Öncü TV’de yayınlanan “Platform” programının bu haftaki konukları Düzce Üniversitesi İnşaat Mühendisliği Bölüm Başkanı Latif Onur Uğur ve öğrencileri Selin Gülnihal İlban ile İrem Çelik oldu. Türkiye’nin eğitim sisteminden, Düzce’deki yapılaşmaya pek çok konu hakkında değerlendirmelerde bulunuldu.

Mevcut şehir merkezi olan yerde şehir merkezi olmamalı
Düzce Üniversitesi İnşaat Mühendisliği Bölüm Başkanı Latif Onur Uğur, deprem sonrasında Düzce’deki yapılaşmayı şöyle değerlendirdi:

“Düzce depremden sonra çok doğru bir yöntem ile dağınık ve sağlam bir arazide yapılanması için bugün Kalıcı Konutlar mıntıkasında acil olarak çok sayıda konut üretimi yapıldı. Fakat maalesef depremselliği çok yüksek olan pek çok fay kırığının olduğu aynı zamanda sıvılaşmış olan bu düz arazide hala yapılaşma devam ediyor. Hala burası önem arz ediyor ve hala burası cazip. Mevcut şehir merkezi olan yerde şehir merkezi olmamalı.”

Konut alırken bunlara dikkat
Düzce’de basit bir deprem yönetmeliği kurallarına bile uymayan çok fazla inşaat yapıldığını söyleyen Uğurvatandaşların konut alırken dikkat etmesi gereken hususları şu şekilde sıraladı:

“Perde duvarların her doğrultuda yüzde 7’şer miktarda alan var mı, yok mu?Bunları bilmeleri gerekiyor. Temel doğru yapılmış mı?Temel için gereken geoteknik mühendisliği doğru yapılmış mı? araştırmaları gerekiyor. Zeminde geoteknik araştırma yapılmış mı?Sıvılaşma var mı?Varsa eğer buna karşı tedbir alınmış mı? Bakmaları gerekiyor. Başka çok önemli bir şey ise biz bir binanın rijitliği ile belirli sınırla arasında oynayabiliyoruz. Örneğin kıvam olarak taş daha rijit, muhallebi daha az rijit gibi. Biz bir binayı belirli sınırlar arasındao kadar katı ya da bir miktar daha yumuşak yapabiliyoruz. Zeminin niteliğine göre binanın rijitliğini ayarlayabiliyoruz. Düzce’de bu pek yapılmıyor. Herkes belli bir ayarda gidiyor. Sert zemine sert bir bina yaparsanız olası bir depremde paramparça olur. Yumuşak bir zemine yumuşak bir bina yaparsanız yine küçük bir depremde paramparça olur. Bunun tam tersinin olması gerekiyor.”

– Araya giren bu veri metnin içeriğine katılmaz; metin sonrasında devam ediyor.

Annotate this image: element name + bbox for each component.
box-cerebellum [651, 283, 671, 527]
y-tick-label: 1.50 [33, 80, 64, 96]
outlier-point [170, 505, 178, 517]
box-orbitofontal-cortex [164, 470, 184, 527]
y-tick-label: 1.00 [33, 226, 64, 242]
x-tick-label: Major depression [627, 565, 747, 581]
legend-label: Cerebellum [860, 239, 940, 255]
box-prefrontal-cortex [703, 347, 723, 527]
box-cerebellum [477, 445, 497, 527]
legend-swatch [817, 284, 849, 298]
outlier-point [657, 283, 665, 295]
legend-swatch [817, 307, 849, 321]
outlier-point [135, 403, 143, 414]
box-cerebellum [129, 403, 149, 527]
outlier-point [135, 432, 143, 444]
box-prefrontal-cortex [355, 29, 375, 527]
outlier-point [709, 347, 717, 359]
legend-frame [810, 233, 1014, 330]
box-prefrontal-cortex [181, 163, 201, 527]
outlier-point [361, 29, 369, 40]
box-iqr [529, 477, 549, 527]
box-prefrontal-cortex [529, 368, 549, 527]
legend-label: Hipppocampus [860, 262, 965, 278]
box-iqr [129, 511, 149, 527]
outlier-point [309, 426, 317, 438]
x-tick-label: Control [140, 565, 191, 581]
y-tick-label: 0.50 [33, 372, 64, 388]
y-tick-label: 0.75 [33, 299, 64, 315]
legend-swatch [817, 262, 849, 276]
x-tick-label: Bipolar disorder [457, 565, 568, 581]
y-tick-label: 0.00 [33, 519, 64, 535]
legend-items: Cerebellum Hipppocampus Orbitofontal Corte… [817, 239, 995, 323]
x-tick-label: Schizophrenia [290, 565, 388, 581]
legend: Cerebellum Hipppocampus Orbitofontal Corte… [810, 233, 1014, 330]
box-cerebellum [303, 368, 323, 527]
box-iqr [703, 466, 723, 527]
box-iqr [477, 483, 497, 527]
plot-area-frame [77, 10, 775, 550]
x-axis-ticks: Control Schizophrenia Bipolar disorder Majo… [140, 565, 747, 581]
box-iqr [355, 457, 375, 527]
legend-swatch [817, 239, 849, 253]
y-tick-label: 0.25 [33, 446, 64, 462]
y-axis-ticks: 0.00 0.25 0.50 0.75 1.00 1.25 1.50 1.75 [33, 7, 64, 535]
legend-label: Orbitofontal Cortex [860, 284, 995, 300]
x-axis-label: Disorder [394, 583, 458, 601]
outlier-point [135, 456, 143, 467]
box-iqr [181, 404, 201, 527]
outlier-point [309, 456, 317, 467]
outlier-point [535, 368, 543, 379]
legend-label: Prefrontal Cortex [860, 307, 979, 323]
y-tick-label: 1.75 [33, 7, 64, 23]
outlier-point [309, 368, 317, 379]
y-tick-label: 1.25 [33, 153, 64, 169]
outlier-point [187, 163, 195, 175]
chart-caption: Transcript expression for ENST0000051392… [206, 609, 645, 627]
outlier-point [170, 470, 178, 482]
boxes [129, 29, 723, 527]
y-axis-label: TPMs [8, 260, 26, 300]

Şehir merkezi tarla olmalı
Şehir merkezinin olası deprem riskine karşı mevcut yerinde olmaması gerektiğini özellikle vurgulayan Uğur konuyla ilgili çarpıcı açıklamalarda bulundu:
“Şu anki gelişme, büyümü mevcut şehir merkezinde olmamalı. Kalıcı konutlar civarında olmalı. Bunu bile bile şehir merkezine yatırım yapmak nasıl bir tutumdur bilmiyorum. Olası bir depremde tehlike var. İnsan yoğunluğu buradan alınmalı ve tarla olmalı. Marul falan yetiştirilmeli burada.”

Hiçbir benzeri olmayan bir ders kurguladım
Türkiye’de ilk dünyada ise ikinci olarak uygulamaya geçen, “sevgi” derslerini Düzce Üniversitesi bünyesinde veren Uğur, hem dersin içeriği hem de dersin ortaya nasıl çıktığını şu ifadelerle anlattı:

“Bu konuda ben bir Don Kişot oluyorum. Farklı konularda uzman kişiler bunu yapması için uzun süre bekledim. Ben bu kadar sene okudum ve kafa yordum. Sevgisiz bir hayat olamayacağını düşündüm. Öğrencilere yaptırdığım uygulamaları da içereceğini düşünerek bir kurgu yaptım. Kopya alabileceğim bir yer de yok. İlki de Amerika’da 35 sene evvel hafta sonu isteğe bağlı bir kurs olarak verilebiliyor. Ders içeriği ve konu başlıkları dahi yok. Oturup sıfırdan hiçbir benzeri olmayan bir ders kurguladım.  Fakat şunu gördüm ki doğru yaklaşmışım. Sevgiye üç açıdan bakmak istedim. Birisi bilimsel açıdan, birisi felsefi açıdan, bir diğeri de teolojik açıdan. Bizim üniversitemizde teknik olmayan bir ders bu ve her iki dönemde de açılıyor. Uygulamalı bir ders.”